Ben Yeoh (01:03:06): Yeah. So this is this notion of, what would I call it, independent research. I mean, they're just researchers, they're just not within an academic institution. So we help run a group called transport sparks for autistic young people who are interested in transport and actually that group as a community group has actually a lot of quote unquote research to offer but we wouldn't view it as research, right? It's the way that we interact with world and also interact with institutions and organizations and this other systemic framework, which I think is really really interesting and how for instance museum spaces have only, I think relatively recently tried to really grapple with this and actually still do it fairly poorly, even though they're trying to reach out to some of these groups, which I think is really interesting and that is some of this I idea of who's got the power of research, ableism, disablism and these things. But some of it seems to me that actually people are just not listening carefully enough or they could just listen a bit more carefully and they probably would then hear some of these things, which people are saying for a while.

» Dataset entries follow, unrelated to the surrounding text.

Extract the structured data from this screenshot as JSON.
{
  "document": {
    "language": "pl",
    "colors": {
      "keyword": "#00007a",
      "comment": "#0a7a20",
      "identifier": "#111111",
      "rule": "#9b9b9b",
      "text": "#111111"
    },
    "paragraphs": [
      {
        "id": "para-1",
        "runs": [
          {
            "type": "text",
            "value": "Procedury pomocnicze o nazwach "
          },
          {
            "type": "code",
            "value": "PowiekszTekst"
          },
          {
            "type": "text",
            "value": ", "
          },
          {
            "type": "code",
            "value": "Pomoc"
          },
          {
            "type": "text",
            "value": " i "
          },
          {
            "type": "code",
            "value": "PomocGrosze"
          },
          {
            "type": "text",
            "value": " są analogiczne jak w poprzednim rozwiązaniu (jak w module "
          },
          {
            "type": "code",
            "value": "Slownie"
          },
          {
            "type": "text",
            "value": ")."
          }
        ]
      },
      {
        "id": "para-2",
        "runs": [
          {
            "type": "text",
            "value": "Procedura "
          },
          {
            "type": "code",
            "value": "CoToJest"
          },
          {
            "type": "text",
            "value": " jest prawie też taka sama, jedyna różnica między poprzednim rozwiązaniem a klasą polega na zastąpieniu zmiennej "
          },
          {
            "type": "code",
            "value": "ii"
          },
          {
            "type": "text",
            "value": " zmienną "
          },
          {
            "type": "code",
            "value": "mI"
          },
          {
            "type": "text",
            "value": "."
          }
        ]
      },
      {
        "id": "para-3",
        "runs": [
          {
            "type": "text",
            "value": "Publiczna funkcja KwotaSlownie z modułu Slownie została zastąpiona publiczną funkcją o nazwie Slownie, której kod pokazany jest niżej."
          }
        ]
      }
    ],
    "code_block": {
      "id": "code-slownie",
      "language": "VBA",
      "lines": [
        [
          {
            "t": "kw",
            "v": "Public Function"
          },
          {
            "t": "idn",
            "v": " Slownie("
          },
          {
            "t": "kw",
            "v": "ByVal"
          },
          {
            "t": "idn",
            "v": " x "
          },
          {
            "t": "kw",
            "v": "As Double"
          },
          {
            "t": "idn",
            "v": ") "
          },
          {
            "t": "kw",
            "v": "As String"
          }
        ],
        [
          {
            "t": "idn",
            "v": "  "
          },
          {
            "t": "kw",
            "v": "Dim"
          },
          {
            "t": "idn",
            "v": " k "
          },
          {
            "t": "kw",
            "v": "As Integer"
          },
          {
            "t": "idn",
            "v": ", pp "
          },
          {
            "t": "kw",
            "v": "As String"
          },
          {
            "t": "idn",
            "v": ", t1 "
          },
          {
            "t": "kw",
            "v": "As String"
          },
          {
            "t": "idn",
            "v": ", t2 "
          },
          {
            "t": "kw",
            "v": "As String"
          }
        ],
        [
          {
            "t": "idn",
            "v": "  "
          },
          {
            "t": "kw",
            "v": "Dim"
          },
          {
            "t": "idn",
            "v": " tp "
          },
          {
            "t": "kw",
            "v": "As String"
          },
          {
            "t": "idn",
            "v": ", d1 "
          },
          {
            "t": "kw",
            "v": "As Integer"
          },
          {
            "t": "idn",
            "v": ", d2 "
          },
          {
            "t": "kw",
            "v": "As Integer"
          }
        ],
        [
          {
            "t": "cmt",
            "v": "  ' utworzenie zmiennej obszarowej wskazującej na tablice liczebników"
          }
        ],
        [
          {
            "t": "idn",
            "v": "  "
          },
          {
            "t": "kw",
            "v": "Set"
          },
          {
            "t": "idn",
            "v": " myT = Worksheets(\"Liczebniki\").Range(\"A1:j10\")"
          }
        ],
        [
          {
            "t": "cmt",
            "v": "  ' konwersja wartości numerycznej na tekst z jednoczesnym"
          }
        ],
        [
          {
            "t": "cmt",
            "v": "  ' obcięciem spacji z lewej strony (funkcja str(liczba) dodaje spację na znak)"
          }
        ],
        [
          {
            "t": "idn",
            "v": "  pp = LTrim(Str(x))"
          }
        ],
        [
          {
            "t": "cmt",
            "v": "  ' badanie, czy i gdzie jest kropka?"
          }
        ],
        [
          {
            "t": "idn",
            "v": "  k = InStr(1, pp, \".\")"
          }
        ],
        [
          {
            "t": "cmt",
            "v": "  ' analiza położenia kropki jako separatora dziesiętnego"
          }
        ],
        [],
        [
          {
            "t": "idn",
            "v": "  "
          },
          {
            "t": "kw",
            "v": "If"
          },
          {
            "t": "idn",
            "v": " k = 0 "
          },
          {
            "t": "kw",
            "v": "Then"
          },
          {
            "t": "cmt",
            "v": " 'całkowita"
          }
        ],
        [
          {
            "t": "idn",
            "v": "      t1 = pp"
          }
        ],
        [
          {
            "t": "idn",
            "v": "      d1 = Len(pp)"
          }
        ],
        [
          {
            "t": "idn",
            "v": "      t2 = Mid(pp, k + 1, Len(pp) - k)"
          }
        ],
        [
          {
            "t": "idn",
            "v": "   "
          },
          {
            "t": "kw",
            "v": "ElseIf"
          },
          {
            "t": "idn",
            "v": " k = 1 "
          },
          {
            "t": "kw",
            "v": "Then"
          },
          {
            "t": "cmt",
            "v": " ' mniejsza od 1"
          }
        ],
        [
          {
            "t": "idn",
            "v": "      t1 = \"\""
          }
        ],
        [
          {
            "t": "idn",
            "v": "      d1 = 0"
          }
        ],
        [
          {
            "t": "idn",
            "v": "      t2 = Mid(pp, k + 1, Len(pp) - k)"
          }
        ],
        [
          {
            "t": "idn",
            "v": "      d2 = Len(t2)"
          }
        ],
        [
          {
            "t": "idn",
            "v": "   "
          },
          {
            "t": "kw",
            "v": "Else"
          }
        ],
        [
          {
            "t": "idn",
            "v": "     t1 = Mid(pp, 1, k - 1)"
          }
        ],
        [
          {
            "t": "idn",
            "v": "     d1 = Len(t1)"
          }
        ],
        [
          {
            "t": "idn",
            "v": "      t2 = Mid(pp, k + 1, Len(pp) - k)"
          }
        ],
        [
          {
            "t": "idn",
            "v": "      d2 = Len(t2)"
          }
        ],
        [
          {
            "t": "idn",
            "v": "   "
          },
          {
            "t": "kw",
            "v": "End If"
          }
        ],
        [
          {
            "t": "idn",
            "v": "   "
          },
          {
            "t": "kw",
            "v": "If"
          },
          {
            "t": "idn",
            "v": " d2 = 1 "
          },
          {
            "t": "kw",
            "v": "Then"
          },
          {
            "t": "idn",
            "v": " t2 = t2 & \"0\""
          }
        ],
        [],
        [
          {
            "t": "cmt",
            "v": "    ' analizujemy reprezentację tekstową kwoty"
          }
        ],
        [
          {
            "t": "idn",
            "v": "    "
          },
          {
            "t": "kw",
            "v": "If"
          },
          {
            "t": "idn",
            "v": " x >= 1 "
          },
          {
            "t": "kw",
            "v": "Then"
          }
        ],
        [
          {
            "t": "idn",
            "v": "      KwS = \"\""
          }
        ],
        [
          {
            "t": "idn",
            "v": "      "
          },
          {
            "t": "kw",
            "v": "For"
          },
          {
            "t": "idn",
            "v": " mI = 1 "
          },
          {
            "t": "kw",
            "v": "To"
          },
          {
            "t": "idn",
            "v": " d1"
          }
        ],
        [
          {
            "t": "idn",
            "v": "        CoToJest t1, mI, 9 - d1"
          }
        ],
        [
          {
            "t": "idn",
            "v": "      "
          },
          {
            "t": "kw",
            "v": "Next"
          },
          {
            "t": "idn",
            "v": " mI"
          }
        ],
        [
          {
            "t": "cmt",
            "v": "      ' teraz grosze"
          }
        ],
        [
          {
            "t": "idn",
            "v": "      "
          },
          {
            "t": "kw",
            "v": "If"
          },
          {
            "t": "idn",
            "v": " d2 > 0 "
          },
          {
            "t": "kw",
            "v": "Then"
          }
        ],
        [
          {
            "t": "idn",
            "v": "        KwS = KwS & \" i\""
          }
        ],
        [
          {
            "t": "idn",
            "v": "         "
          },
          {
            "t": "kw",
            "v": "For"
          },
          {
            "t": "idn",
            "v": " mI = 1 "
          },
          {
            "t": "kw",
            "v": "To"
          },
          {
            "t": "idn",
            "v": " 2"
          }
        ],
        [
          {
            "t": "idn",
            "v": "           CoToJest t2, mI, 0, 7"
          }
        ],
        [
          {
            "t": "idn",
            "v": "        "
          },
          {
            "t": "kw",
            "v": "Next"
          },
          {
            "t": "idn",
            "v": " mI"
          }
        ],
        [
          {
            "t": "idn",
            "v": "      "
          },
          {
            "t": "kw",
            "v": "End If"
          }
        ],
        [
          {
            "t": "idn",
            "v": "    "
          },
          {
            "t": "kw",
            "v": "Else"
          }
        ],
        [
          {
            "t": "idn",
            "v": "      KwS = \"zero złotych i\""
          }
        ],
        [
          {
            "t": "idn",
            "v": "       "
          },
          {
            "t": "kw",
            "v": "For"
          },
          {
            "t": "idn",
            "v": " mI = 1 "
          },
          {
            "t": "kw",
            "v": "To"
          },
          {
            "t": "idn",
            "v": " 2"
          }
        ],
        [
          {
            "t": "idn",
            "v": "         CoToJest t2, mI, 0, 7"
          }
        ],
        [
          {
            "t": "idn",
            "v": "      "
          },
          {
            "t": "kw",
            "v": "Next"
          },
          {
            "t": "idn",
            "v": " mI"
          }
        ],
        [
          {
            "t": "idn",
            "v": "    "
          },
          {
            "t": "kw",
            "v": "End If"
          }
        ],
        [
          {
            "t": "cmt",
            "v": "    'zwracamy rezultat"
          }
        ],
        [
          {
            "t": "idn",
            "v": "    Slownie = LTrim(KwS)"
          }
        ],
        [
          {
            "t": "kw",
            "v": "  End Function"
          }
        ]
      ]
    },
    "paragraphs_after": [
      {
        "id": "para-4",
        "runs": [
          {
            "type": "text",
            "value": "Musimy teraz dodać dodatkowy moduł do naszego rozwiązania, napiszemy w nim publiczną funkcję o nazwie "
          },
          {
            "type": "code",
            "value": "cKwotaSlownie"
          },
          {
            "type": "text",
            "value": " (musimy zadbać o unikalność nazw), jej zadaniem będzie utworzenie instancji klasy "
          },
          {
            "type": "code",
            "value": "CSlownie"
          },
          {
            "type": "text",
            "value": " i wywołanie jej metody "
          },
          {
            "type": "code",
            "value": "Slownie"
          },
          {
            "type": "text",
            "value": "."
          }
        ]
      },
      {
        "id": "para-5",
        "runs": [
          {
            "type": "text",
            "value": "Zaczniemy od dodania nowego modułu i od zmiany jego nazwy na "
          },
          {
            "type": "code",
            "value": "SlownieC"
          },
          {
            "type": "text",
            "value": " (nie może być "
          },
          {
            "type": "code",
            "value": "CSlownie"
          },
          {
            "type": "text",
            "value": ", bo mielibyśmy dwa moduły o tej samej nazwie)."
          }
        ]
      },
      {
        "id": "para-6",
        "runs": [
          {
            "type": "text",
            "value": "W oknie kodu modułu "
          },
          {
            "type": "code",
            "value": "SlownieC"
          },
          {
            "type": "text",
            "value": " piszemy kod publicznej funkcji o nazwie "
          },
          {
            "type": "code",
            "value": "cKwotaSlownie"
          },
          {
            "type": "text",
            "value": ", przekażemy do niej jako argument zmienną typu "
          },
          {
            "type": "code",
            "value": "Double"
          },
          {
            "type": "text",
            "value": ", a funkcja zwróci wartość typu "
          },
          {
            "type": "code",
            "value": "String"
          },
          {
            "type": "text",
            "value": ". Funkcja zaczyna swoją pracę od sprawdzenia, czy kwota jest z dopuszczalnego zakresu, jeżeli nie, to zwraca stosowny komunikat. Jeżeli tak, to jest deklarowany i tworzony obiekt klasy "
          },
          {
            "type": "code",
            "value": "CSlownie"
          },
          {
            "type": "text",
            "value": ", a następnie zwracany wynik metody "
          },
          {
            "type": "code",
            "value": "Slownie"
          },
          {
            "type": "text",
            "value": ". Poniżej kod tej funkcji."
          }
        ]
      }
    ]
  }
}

Ben Yeoh (01:04:25): So last question then would be do you have any advice really or advice for people? I guess this could come in two or three flavors. One would maybe be life advice or advice if you are interested in doing kind of research or things. But another thing might be just simply advice or thoughts if you wanted to explore this area or any reflections that you might have for instance, this might be advice or thoughts you've had from having followed your football team for so long that's probably taught you quite a few things as well, which you might want to share. So yeah, any final thoughts on advice for life or advice for people.
Dan Goodley (01:05:10): Oh dear. I'm not sure you want to take any advice from a Nottingham forest fan. I suppose it's a very simple point, but it's something that I think often gets ignored is when you are interested in a phenomenon in life but that phenomenon in life has historically been understood as a passive objective study, then we need to really question and challenge that. And it seems to me that if one thinks across a variety of transformative or political context, they've come about, they've been transformed when the objects have become the subjects, have been driving the kind of inquiry, driving the kind of questions and conversations that would be had. So for me, in terms of the place of disability, the starting point always has to be disabled people themselves and to recognize that doesn't matter what the industry of psychology, for example, might have to say about disability, there's a huge body of literature written by disabled people and their allies that has as much or more to say about the phenomenon than those so-called expert disciplines. So, yeah, move from the object and embrace the subject would be my advice.
Ben Yeoh (01:06:50): Move from the object to embrace the subject. That's a great final phrase to leave with us. So Dan Goodley thank you very much. Your book, Disability and Other Human Questions is available, please do go and read it. Thank you very much.
Dan Goodley (01:07:08): Thanks, Ben. Thank you very much.